By CAROLINE ALPHONSO
Friday, April 19, 2019
In one of her high-school math classes of 18 students this semester, teacher Karen Ebanks has time to glance over shoulders, guide stragglers back onto the path of understanding fractions, lead them to comprehending equations and, in some cases, help shepherd teenagers to graduation.
With her other classes of 28 and 30 students, she feels pressed for time. And if the classes were to expand further - as the Ontario government is proposing - she is nervous that the numbers would start to work against her.
"I would not have the time to work at that level of detail with each student in a larger class," said Ms. Ebanks, a teacher at St. Elizabeth Catholic High School in Thornhill. "If these class averages increase and I'm dealing with around 40, instead of walking around and helping with math, I expect to be walking around and doing crowd control."
Education Minister Lisa Thompson recently announced average class sizes in high school would increase to 28 students from 22, at one point saying that it would make students more resilient and better prepare them for university and work.
Few other issues in education get parents and teachers so worked up as class sizes, but the evidence on its effect on achievement in the elementary school years appears to be small and there is limited research on high-school class sizes.
Ontario's class size increases, which will lead to a loss of teaching positions, come as the government tries to trim a deficit it pegs at $11.7billion this year.
Ms. Thompson has said Ontario's high schools have one of the lowest class-size averages in the country and the change would align the province with others.
A survey of several provinces showed that British Columbia and Alberta have similar averages to Ontario. Nova Scotia has a "soft" cap of 30 students in Grades 10 to 12, but the flexibility to add two students. Provincial classsize averages are not available.
Quebec, meanwhile, has a classsize average of 30 students, but that's for "regular groups" of students, as noted in an Ontario Ministry of Education document.
Quebec has "significantly lower" class-size requirements for students who, for example, may be economically disadvantaged or have special education needs, the document stated.
Research on the effects of reducing class sizes has been concentrated in the primary grades because that's where governments have devoted most of their attention. One study from the 1980s showed that reducing class sizes in the early years improved academic achievement for young students, especially those from less advantaged backgrounds.
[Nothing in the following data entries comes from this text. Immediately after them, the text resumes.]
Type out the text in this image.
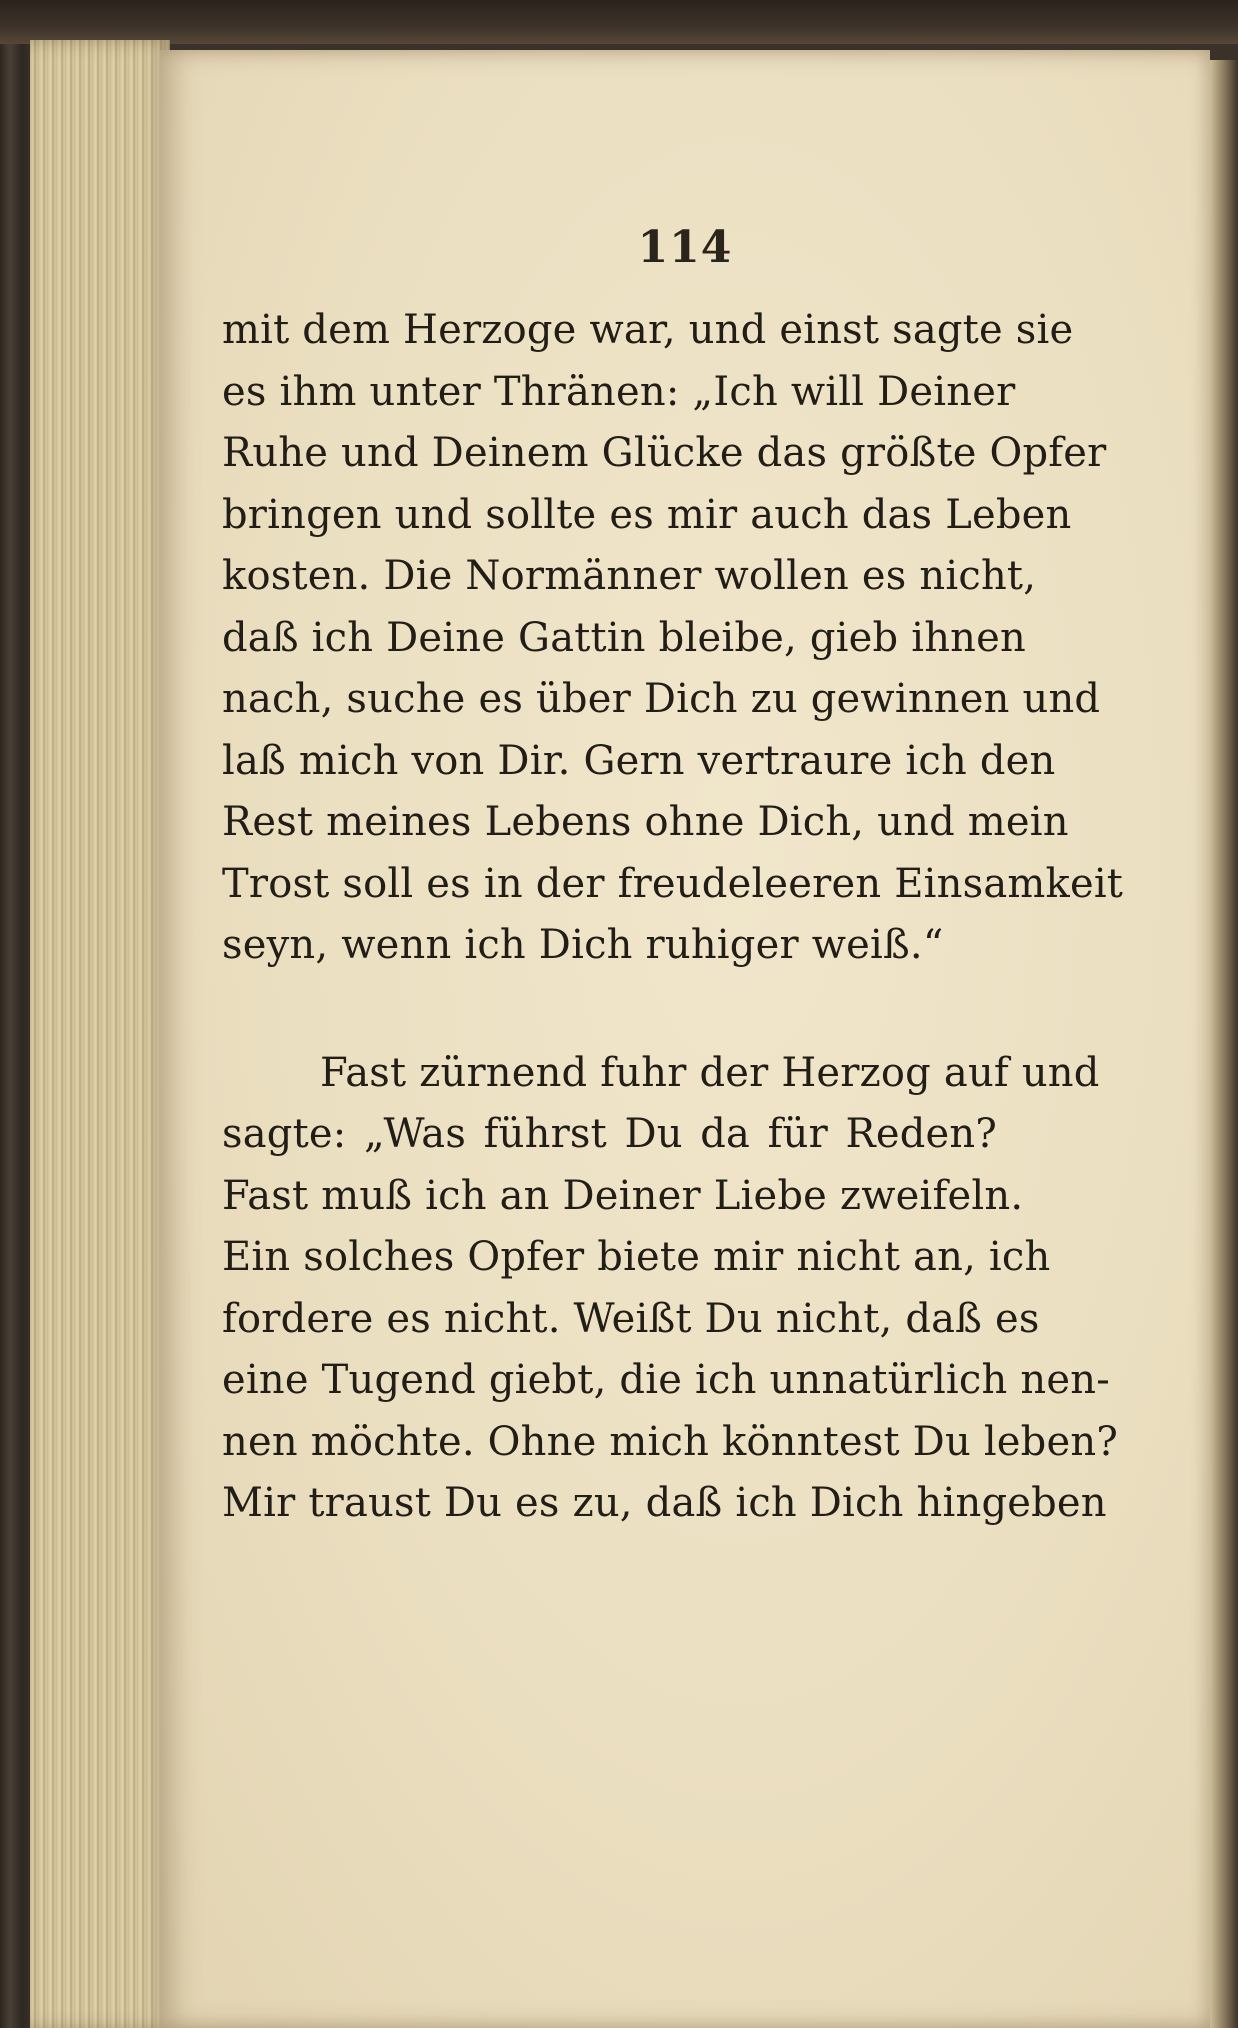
114
mit dem Herzoge war, und einst sagte sie
es ihm unter Thränen: „Ich will Deiner
Ruhe und Deinem Glücke das größte Opfer
bringen und sollte es mir auch das Leben
kosten. Die Normänner wollen es nicht,
daß ich Deine Gattin bleibe, gieb ihnen
nach, suche es über Dich zu gewinnen und
laß mich von Dir. Gern vertraure ich den
Rest meines Lebens ohne Dich, und mein
Trost soll es in der freudeleeren Einsamkeit
seyn, wenn ich Dich ruhiger weiß.“
Fast zürnend fuhr der Herzog auf und
sagte: „Was führst Du da für Reden?
Fast muß ich an Deiner Liebe zweifeln.
Ein solches Opfer biete mir nicht an, ich
fordere es nicht. Weißt Du nicht, daß es
eine Tugend giebt, die ich unnatürlich nen-
nen möchte. Ohne mich könntest Du leben?
Mir traust Du es zu, daß ich Dich hingeben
Other research has shown that while it has helped improve achievement slightly, the key to quality education is also training teachers to deliver a high-quality curriculum.
Thomas Dee, a Barnett Family professor of education at Stanford University, argued it's equally beneficial to lower class sizes in the later grades, because it improves certain skills, such as students' motivation to learn and their engagement in lessons, all of which leads to graduation.
Prof. Dee and his colleague researched the effects of class sizes in the middle-school years, and found that exposure to smaller classes in Grade 8 led to improvements in student engagement that were still detectable, though smaller, two years later. He acknowledged it was an expensive venture, but he said his research found "there's still quite a reasonable and positive return on those investments."
Ontario's move to increase class-size averages, while it would save money on teachers, "I would expect that it would lead to some skill reduction among students as well as reductions in their motivation and engagement that would ultimately translate to poorer labour market outcomes in adulthood," Prof. Dee said.
"That's a pretty substantial cost to pay," he added.
The Ministry of Education said in a recent memo that an estimated 3,475 teaching positions will be lost in the province through attrition over the next four years because of changes to the average class sizes in some elementary grades and in high schools. The government estimated that it would save $851-million over four years.
Harvey Bischof, president of the Ontario Secondary School Teachers' Federation, warned that the cost to student achievement would be greater.
Ontario's trend to lower class sizes, mostly done through teacher bargaining, has led to improved graduation rates, he said.
"There's no world in which the classroom experience is improved for students by increasing the average by six, which will result in increasing some classes up to 40 and 45," Mr. Bischof said.
Paul Bennett, an education consultant based in Halifax, said research shows smaller classes have not yielded substantial gains in student achievement and what should be taken into consideration is the composition of larger classrooms, where a growing number of students come with unique learning needs.
Class size does not matter "in and of itself," he said, "but in conjunction with the aggregation of other challenges teachers face, it compounds the difficulty of teaching high school."
Ms. Ebanks, who has been teaching for almost two decades, said her largest class over her career had 33 students, which she described as "extremely challenging."
In her Grade 11 class of 18 this semester - one of her three math classes - she has, among others, several students who require accommodations and two students who are a math credit shy of graduation. She said she has time to focus on individual needs in a smaller group and work one-onone with students to help get them where they need to be.
"I can do that in a class of 18. I can give that kid the attention he needs," she said. "Where in a class of 33, sadly a lot of those students will feel lost in the crowd because I don't have that kind of time to personally check in on every single one of them."
High-school teacher Karen Ebanks, who has been teaching for nearly 20 years, said the largest class size she has had was 33 students, which was 'extremely challenging.' In smaller-class scenarios, she says she has time to focus on students' individual needs and work one-on-one with them.